No sé cuánto tiempo ha pasado desde
que cruzáramos los límites que marcaban las horrendas estatuas, ignorando las
advertencias de esos hombres que corrieron despavoridos. Deberíamos haberlos
seguido. Pero nuestra osadía nos llevó al interior de la caverna, y cuando nos
quedamos sepultados, sólo pudimos contar dos días hasta que nuestros aparatos
electrónicos nos fueran abandonando.
En las primeras horas… no quisimos
movernos del sitio. La idea de adentrarnos más en la caverna nos hacía temblar.
Así que esperamos un rescate. Pero empezó a faltarnos el oxígeno, se nos acabó
el agua y la comida, y algunos se pusieron irascibles. La absoluta oscuridad
que nos privaba de la vista también nos produjo delirios.
Voces amigas que había escuchado
escasos momentos antes, ya no volvieron a sonar. El tiempo y los espacios se
distorsionaron.
Y en algún momento se desató el caos.
Algunos bajaron hacia las
profundidades de la caverna, esperando encontrar un río subterráneo. Otros
cogieron túneles que se desviaban… hacia el vacío.
Esa falta de orientación me produjo
vértigo.
Empezamos a notar una corriente de
aire. Y aunque el terror galopaba en nuestro pecho, descendimos detrás de su
flujo que desaparecía sinuoso para regresar más tarde con débiles ráfagas.
En los abismos de ese lugar jamás
penetrado, agradecí el tacto áspero e hiriente de las rocas. Y, abrazada a
ellas, el grito de Jack me devuelve al presente. Unas pisadas parecen
acercarse. Acompañan un gruñido que dibuja imágenes tan extravagantes en mi
cabeza por las que me encerrarían en un manicomio de atreverme a confesarlas.

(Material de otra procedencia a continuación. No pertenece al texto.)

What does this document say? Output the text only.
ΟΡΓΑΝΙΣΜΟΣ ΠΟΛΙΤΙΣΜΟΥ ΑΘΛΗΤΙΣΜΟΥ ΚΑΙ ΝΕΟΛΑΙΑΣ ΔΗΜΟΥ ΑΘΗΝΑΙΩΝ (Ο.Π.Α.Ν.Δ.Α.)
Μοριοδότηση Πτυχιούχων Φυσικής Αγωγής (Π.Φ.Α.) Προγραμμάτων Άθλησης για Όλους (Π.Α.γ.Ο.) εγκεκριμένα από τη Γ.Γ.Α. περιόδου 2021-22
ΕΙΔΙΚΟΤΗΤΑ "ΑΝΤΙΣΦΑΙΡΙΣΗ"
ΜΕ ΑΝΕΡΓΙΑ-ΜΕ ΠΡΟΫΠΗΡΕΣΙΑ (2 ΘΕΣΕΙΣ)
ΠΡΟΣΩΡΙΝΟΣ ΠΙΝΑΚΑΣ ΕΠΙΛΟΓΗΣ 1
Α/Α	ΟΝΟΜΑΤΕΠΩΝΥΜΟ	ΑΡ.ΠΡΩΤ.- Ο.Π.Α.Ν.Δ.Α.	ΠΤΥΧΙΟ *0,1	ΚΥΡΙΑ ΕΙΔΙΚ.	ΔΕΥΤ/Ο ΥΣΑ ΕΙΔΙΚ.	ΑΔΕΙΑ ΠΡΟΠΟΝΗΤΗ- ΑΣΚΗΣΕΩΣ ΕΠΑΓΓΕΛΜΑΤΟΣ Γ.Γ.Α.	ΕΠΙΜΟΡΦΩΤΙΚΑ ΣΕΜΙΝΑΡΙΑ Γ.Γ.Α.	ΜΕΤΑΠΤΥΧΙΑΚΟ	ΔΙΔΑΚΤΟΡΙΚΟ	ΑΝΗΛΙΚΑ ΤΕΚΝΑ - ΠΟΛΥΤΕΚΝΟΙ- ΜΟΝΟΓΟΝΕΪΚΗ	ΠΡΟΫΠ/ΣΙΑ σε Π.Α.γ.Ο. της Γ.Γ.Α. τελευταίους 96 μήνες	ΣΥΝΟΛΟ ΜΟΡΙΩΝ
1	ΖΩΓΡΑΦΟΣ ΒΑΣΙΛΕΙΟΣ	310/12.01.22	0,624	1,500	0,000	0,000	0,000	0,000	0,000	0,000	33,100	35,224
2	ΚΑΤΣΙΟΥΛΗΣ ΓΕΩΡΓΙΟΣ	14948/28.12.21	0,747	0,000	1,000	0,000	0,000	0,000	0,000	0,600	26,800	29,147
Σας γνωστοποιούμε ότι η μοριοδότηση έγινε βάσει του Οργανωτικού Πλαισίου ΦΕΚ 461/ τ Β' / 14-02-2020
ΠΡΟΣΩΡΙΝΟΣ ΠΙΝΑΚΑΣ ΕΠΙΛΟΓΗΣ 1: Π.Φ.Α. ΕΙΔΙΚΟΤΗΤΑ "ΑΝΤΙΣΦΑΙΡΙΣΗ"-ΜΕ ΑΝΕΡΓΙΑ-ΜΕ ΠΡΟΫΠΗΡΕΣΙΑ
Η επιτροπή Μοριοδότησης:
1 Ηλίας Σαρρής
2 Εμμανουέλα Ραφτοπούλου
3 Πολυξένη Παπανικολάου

Tiemblo. Cuando Jack cae a mi lado quiero abrazarme a él. Me coge, me levanta y
me empuja contra lo que se acerca gruñendo.
Siento unas garras clavarse en mi
estómago, rocas desprenderse y golpes por todo el cuerpo. El vacío gira con
locura en un vórtice de pesadilla.
Mientras caigo, escucho los gritos
desgarradores de Jack perderse en las alturas. Luego la sensación de ser
engullida y un flujo escupirme entre un chorro gigantesco que cae sobre un lago
de cegadora claridad.
Durante confusas noches, indígenas entonan
cánticos salvajes, bailan y beben brebajes cáusticos para escupir al aire.
Las pesadillas remiten, mi mente
enfebrecida se calma.
Y ahora, viendo los ojos asustados de
la anciana que se agarra a mi brazo, sé que no salí sola de la caverna.